Bediüzzaman vefat edeli henüz birkaç saat olmuştu.

Naaşı İpek Palas Otelinden alınarak, eller üzerinde Ulu Cami’ye getirildi.

Bu sırada tereke hakimi ise Bediüzzaman’ın mal varlığını, tesbit ediyordu: Cübbe, sarık, ibrik, pamuklu çamaşır, lastik ayakkabı ve bir de 20 lira.

Vefat haberini alan Nurcular, cenazeye yetişmek için Urfa’ya doğru hareket ediyorlardı.

Bu durum Ankara’yı tekrar telâşlandırdı. Bu kez cenazesinden korkuyorlardı.

Urfa’ya cenazenin hemen defnedilmesi için baskılar yapılmaya başlandı. Yeni bir gerginlik yaşanmaması için defin işlemleri bir gün öne alındı.

24 Mart Perşembe günüydü.

Binlerce insan tarafından Ulu Cami’den alınan cenaze, tekbirler ve duâlarla Dergâha getirildi.

Binlerce insan katılmış, Ulu Cami ile Dergâh arasındaki 1.5 kilometrelik yol, ancak iki saatte alınabilmişti.

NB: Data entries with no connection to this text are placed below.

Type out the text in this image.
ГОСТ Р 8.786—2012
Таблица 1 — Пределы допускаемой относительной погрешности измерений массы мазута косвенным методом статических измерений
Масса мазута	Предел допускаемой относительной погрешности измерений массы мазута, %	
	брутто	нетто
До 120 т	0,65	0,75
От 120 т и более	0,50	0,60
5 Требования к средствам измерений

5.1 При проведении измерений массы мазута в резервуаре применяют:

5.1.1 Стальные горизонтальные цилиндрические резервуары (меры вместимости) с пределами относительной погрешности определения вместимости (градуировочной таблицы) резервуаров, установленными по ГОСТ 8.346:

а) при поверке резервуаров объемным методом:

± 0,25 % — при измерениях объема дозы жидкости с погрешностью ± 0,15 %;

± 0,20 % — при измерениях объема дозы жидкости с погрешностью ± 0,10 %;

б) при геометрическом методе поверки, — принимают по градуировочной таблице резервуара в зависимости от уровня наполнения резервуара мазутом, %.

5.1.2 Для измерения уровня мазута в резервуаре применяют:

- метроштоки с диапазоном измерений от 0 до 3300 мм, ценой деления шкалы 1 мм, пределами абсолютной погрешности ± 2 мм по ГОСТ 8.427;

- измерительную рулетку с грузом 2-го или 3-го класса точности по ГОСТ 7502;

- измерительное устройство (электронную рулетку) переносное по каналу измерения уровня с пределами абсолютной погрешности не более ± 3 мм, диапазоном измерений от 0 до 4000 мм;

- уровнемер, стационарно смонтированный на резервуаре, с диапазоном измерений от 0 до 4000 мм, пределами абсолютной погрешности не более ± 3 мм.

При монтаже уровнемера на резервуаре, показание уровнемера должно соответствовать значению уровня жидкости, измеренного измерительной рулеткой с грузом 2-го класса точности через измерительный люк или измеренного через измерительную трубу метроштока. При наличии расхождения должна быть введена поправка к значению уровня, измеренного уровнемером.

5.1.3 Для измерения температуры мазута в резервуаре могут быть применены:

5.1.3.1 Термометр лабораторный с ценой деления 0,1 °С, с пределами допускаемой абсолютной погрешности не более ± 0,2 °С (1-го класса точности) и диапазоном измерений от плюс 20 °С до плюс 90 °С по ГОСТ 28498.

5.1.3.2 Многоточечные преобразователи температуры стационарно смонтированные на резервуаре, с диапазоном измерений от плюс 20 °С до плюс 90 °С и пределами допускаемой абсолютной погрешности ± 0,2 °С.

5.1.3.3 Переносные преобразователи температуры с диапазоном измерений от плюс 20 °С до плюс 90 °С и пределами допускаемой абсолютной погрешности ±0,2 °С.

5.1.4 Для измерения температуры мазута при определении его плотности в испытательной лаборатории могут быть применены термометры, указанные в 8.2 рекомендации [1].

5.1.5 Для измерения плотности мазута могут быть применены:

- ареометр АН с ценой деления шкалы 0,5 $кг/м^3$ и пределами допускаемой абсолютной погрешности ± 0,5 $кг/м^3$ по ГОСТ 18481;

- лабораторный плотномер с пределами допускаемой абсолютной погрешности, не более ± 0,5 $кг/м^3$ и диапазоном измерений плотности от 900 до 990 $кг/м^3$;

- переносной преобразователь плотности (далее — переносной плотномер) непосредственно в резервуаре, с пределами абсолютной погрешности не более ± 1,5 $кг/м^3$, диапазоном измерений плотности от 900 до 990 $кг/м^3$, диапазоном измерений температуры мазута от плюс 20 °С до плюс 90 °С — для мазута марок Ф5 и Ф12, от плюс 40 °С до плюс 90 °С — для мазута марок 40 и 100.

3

Üstadın cenaze namazı, ikindi namazının ardından kılındı ve Halilürrahman Dergâhına defnedildi.

Bediüzzaman vefat etmiş, artık bir devir kapanmıştı.

Gazeteler cenazeye geniş yer verdi. Birçoğu Urfa’ya özel muhabir göndermişti. Haberlerde aşırı izdihama özel bir dikkat çekildi. Ancak cenaze haberinin hemen yanında bir başka haber daha yer alıyordu. Aralarında Urfa’nın da bulunduğu Türkiye’nin muhtelif yerlerine kırmızı çamur yağdığı haberiydi bu.

(Kaynak: Serdar Murat, Ankara Siyaseti ve Said Nursî, Yeni Asya Neşriyat, 2001; Necmeddin Şahiner, Bilinmeyen Taraflarıyla Bediüzzaman Said Nursî, Nesil Yayınları, 2005)

Benzer konuda makaleler:

İlk yorum yapan olun

Makale hakkında düşüncelerinizi paylaşın...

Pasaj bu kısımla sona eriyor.